Converse API (Recommended)

Unified API that works across all text models with consistent request/response format.

flowchart LR
    A["Unified Request"] --> B["Converse API"]
    B --> C["Any Text Model"]
    C --> D["Unified Response"]

    style B fill:#22c55e,color:#fff

Basic Usage

response = client.converse(
    modelId='anthropic.claude-3-sonnet-20240229-v1:0',
    messages=[
        {
            "role": "user",
            "content": [{"text": "Explain quantum computing in simple terms."}]
        }
    ],
    inferenceConfig={
        "maxTokens": 1024,
        "temperature": 0.7,
        "topP": 0.9
    }
)

print(response['output']['message']['content'][0]['text'])
print(f"Input tokens: {response['usage']['inputTokens']}")
print(f"Output tokens: {response['usage']['outputTokens']}")

Multi-turn Conversation

messages = []

def chat(user_message):
    messages.append({
        "role": "user",
        "content": [{"text": user_message}]
    })

    response = client.converse(
        modelId='anthropic.claude-3-sonnet-20240229-v1:0',
        messages=messages,
        inferenceConfig={"maxTokens": 1024}
    )

    assistant_message = response['output']['message']
    messages.append(assistant_message)

    return assistant_message['content'][0]['text']

# Conversation
print(chat("What is Python?"))
print(chat("What are its main uses?"))
print(chat("Show me a simple example."))

System Prompt

response = client.converse(
    modelId='anthropic.claude-3-sonnet-20240229-v1:0',
    system=[
        {"text": "You are a helpful coding assistant. Provide concise answers with code examples."}
    ],
    messages=[
        {
            "role": "user",
            "content": [{"text": "How do I read a JSON file in Python?"}]
        }
    ],
    inferenceConfig={"maxTokens": 1024}
)

Streaming Responses

For real-time output display.

InvokeModelWithResponseStream

response = client.invoke_model_with_response_stream(
    modelId='anthropic.claude-3-sonnet-20240229-v1:0',
    body=json.dumps({
        "anthropic_version": "bedrock-2023-05-31",
        "max_tokens": 1024,
        "messages": [
            {"role": "user", "content": "Write a short story about AI."}
        ]
    })
)

for event in response['body']:
    chunk = json.loads(event['chunk']['bytes'])
    if chunk['type'] == 'content_block_delta':
        print(chunk['delta']['text'], end='', flush=True)

ConverseStream

response = client.converse_stream(
    modelId='anthropic.claude-3-sonnet-20240229-v1:0',
    messages=[
        {
            "role": "user",
            "content": [{"text": "Write a short story about AI."}]
        }
    ],
    inferenceConfig={"maxTokens": 1024}
)

for event in response['stream']:
    if 'contentBlockDelta' in event:
        text = event['contentBlockDelta']['delta'].get('text', '')
        print(text, end='', flush=True)
    elif 'metadata' in event:
        usage = event['metadata']['usage']
        print(f"\n\nTokens: {usage['inputTokens']} in, {usage['outputTokens']} out")

Inference Parameters

Parameter Description Typical Range
maxTokens Maximum output length 1-4096+
temperature Randomness (0=deterministic) 0.0-1.0
topP Nucleus sampling 0.0-1.0
stopSequences Stop generation triggers ["\n\n"]
inferenceConfig = {
    "maxTokens": 2048,
    "temperature": 0.5,      # More focused
    "topP": 0.9,
    "stopSequences": ["\n\nHuman:"]
}

Error Handling

from botocore.exceptions import ClientError

def invoke_with_retry(prompt, max_retries=3):
    for attempt in range(max_retries):
        try:
            response = client.converse(
                modelId='anthropic.claude-3-sonnet-20240229-v1:0',
                messages=[{"role": "user", "content": [{"text": prompt}]}],
                inferenceConfig={"maxTokens": 1024}
            )
            return response['output']['message']['content'][0]['text']
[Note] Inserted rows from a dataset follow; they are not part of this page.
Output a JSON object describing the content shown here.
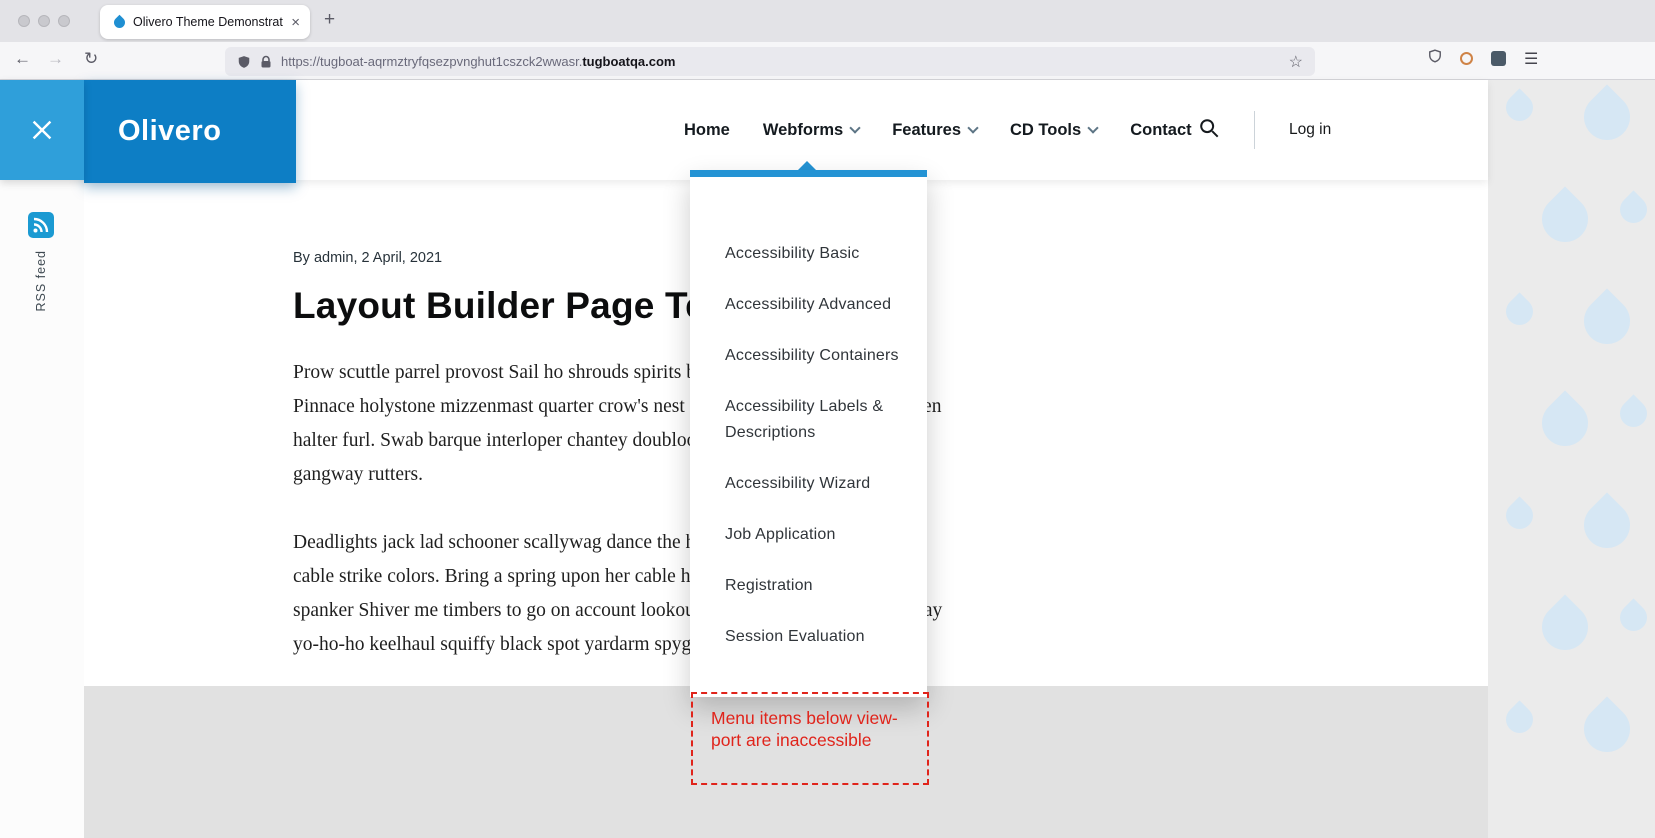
{
  "browser": {
    "tab_title": "Olivero Theme Demonstration",
    "url_prefix": "https://tugboat-aqrmztryfqsezpvnghut1cszck2wwasr.",
    "url_domain": "tugboatqa.com",
    "icons": {
      "back": "←",
      "forward": "→",
      "reload": "↻",
      "star": "☆",
      "menu": "☰",
      "new_tab": "+",
      "close_tab": "×"
    }
  },
  "header": {
    "logo": "Olivero",
    "nav": [
      {
        "label": "Home"
      },
      {
        "label": "Webforms"
      },
      {
        "label": "Features"
      },
      {
        "label": "CD Tools"
      },
      {
        "label": "Contact"
      }
    ],
    "login_label": "Log in"
  },
  "sidebar": {
    "rss_label": "RSS feed"
  },
  "dropdown": {
    "items": [
      "Accessibility Basic",
      "Accessibility Advanced",
      "Accessibility Containers",
      "Accessibility Labels & Descriptions",
      "Accessibility Wizard",
      "Job Application",
      "Registration",
      "Session Evaluation"
    ]
  },
  "article": {
    "byline": "By admin, 2 April, 2021",
    "title": "Layout Builder Page Test",
    "paragraphs": [
      "Prow scuttle parrel provost Sail ho shrouds spirits boom mizzenmast yardarm. Pinnace holystone mizzenmast quarter crow's nest nipperkin grog yardarm hempen halter furl. Swab barque interloper chantey doubloon starboard grog black jack gangway rutters.",
      "Deadlights jack lad schooner scallywag dance the hempen jig carouser broadside cable strike colors. Bring a spring upon her cable holystone blow the man down spanker Shiver me timbers to go on account lookout wherry doubloon chase. Belay yo-ho-ho keelhaul squiffy black spot yardarm spyglass sheet transom heave to."
    ]
  },
  "annotation": {
    "text": "Menu items below view-port are inaccessible"
  },
  "colors": {
    "brand_blue": "#0d7ec5",
    "accent_blue": "#2f9fda",
    "dropdown_bar_blue": "#2493d4",
    "annotation_red": "#e0241b"
  }
}
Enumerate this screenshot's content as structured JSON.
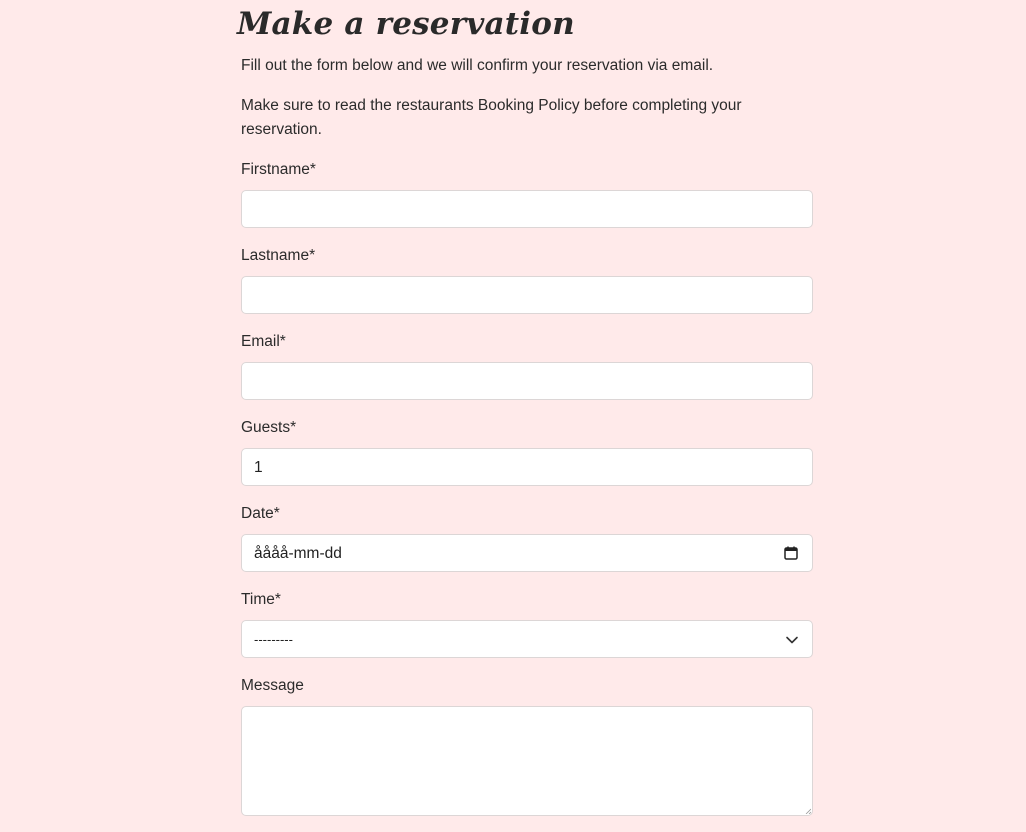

        except ClientError as e:
            error_code = e.response['Error']['Code']

            if error_code == 'ThrottlingException':
                wait_time = 2 ** attempt
                print(f"Throttled. Waiting {wait_time}s...")
                time.sleep(wait_time)
            elif error_code == 'ModelTimeoutException':
                print("Model timeout. Retrying...")
            elif error_code == 'ValidationException':
                print(f"Validation error: {e}")
                raise
            else:
                raise

    raise Exception("Max retries exceeded")

Common Errors

Error Cause Solution
AccessDeniedException Model not enabled Enable in Bedrock console
ThrottlingException Rate limit exceeded Implement exponential backoff
ValidationException Invalid request Check request format
ModelTimeoutException Model took too long Retry or reduce input

Best Practices

1. Use Converse API

# Preferred - works with any model
response = client.converse(
    modelId=model_id,
    messages=messages,
    inferenceConfig=config
)

# Avoid - model-specific format required
response = client.invoke_model(
    modelId=model_id,
    body=json.dumps(model_specific_body)
)

2. Implement Timeouts

from botocore.config import Config

config = Config(
    read_timeout=120,
    connect_timeout=10,
    retries={'max_attempts': 3}
)

client = boto3.client('bedrock-runtime', config=config)

3. Track Token Usage

def track_usage(response):
    usage = response.get('usage', {})
    return {
        'input_tokens': usage.get('inputTokens', 0),
        'output_tokens': usage.get('outputTokens', 0),
        'total_tokens': usage.get('inputTokens', 0) + usage.get('outputTokens', 0)
    }

4. Use Environment Variables for Region

import os

region = os.environ.get('AWS_REGION', 'us-east-1')
client = boto3.client('bedrock-runtime', region_name=region)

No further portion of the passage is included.